Other proposals to address the distributional concerns of a VAT include offering a VAT rebate issued through the individual income tax. Penn Wharton Budget Model proposed a VAT rebate that would be structured as a refundable tax credit equal to the VAT rate multiplied by the lesser of a household’s wage and self-employment income or the poverty line for a family of four (half of that value for single filers).

International Trade

Many VATs administered in other countries operate under the destination principle, where imports are subject to tax while exports receive tax rebates. Taxing and issuing tax rebates at the time that a good crosses a border is called border adjustments. Border adjustments may appear to subsidize exports and penalize imports, but they instead equalize the tax treatment of goods that are traded internationally.

For example, suppose the price of an apple is $1 both overseas and domestically. If the United States were to impose a 10 percent VAT, the price of an apple would rise to $1.10 in the United States, as both the domestic and foreign apples would be taxed at the same rates. The same reasoning applies to tax rebates for exports. The overseas price for apples remains at $1 despite the price increase in the United States. To remain competitive in overseas markets, the federal government rebates $0.10 to apple exporters, so they can continue to sell their apples at the same overseas price.

Macroeconomic Effects

Economic analysis of an array of VAT proposals with various rates, rebates, and exclusions find that implementing a deficit-reducing VAT would boost growth in the long run.

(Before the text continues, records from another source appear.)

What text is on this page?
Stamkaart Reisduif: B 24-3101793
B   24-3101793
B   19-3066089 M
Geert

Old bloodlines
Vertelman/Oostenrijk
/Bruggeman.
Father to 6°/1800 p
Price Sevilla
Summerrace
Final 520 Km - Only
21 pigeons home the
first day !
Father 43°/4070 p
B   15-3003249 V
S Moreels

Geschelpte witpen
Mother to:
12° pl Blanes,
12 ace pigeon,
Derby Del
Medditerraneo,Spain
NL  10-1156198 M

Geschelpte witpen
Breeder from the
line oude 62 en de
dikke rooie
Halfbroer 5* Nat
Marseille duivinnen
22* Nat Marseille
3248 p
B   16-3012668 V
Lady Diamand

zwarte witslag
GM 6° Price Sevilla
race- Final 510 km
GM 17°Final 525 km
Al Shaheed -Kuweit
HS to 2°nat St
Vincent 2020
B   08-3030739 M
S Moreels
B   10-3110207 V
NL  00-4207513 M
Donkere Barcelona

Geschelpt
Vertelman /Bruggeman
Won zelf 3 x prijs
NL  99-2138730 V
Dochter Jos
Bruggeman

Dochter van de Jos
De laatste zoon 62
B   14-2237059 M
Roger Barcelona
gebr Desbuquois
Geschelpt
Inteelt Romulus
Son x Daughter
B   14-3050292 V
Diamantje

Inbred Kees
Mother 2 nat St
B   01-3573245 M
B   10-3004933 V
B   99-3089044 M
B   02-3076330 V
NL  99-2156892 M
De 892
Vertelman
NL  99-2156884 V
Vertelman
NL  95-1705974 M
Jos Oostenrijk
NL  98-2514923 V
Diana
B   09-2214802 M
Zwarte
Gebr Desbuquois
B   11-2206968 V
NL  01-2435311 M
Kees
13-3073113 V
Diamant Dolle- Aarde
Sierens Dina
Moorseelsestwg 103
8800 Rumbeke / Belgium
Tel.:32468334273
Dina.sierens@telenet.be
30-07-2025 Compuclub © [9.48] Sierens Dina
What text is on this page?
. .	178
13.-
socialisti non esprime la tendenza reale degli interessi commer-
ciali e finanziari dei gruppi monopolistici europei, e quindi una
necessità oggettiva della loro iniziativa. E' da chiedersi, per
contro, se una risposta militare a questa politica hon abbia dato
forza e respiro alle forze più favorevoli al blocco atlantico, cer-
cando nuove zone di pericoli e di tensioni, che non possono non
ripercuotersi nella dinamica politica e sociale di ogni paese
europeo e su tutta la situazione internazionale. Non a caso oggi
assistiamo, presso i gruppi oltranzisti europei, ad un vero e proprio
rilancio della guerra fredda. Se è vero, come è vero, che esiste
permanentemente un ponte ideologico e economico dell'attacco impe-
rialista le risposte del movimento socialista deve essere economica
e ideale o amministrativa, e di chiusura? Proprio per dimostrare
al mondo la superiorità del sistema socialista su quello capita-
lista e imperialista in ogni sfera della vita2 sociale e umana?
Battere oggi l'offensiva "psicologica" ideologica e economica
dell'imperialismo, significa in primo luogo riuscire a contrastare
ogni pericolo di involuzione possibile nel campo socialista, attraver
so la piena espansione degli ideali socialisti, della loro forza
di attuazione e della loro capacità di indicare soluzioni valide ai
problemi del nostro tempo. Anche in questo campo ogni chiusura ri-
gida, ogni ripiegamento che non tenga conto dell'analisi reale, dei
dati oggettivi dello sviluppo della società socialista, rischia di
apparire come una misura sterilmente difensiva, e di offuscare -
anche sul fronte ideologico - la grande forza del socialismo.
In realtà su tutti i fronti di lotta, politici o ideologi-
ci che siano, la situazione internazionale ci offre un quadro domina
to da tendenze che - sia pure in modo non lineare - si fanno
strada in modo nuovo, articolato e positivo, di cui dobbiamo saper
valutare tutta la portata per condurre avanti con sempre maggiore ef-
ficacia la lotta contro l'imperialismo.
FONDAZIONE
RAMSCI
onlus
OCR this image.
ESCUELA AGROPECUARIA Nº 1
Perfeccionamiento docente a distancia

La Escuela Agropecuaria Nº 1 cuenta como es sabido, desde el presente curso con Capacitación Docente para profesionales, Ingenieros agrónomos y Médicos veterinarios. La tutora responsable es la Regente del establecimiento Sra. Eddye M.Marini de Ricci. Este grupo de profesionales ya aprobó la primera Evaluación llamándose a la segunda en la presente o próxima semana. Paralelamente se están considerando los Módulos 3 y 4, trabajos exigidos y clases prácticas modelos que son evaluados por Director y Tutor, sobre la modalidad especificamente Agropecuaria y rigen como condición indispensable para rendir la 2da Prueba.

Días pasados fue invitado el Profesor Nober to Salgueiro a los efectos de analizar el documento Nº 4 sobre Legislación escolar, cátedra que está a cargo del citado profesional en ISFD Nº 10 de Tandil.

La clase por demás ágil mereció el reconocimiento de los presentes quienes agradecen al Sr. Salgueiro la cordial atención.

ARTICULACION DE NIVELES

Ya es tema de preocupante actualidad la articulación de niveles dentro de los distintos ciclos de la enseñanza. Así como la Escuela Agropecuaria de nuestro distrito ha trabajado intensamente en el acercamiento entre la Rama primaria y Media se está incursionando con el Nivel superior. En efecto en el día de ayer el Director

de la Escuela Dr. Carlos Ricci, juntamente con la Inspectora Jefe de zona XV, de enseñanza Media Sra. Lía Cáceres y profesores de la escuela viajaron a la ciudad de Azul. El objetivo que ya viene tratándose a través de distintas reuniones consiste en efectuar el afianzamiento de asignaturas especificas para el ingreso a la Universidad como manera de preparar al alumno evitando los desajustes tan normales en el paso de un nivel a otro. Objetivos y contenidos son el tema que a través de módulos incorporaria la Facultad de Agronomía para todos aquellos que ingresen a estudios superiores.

A study co-authored by the Baker Institute and Ernst & Young found that three policy scenarios in which VAT rates are set between 8.0 and 12.4 percent with various rebates and exclusions would increase GDP and reduce federal debt-to-GDP. A narrow-based VAT at 10.3 percent would boost GDP by 0.3 percent by the tenth year after implementation. That economic growth would be driven by the deficit reduction resulting from greater federal revenues. As fewer private savings are needed to buy up federal debt, more capital is available for private investment — effectively the reverse of the “crowd out” effect of rising national debt. In that same scenario, investment would rise by 5.6 percent in the tenth year. Those positive effects would outweigh the negative economic effects from lower consumption (-3.7 percent by the tenth year) and aggregate labor (-0.5 percent). A study by Penn Wharton Budget Model found similar results. In a scenario with a 1 percent VAT and a tax rebate, GDP would rise by 0.1 percent by the tenth year, mostly resulting from the positive effects of federal debt reduction.

Conclusion

As the United States adds to the national debt at an unprecedented rate, it is more important than ever that policymakers seriously consider fiscal reforms that can improve the country’s debt situation. Implementing a value-added tax could be one part of comprehensive fiscal reform that brings federal spending and revenues into balance.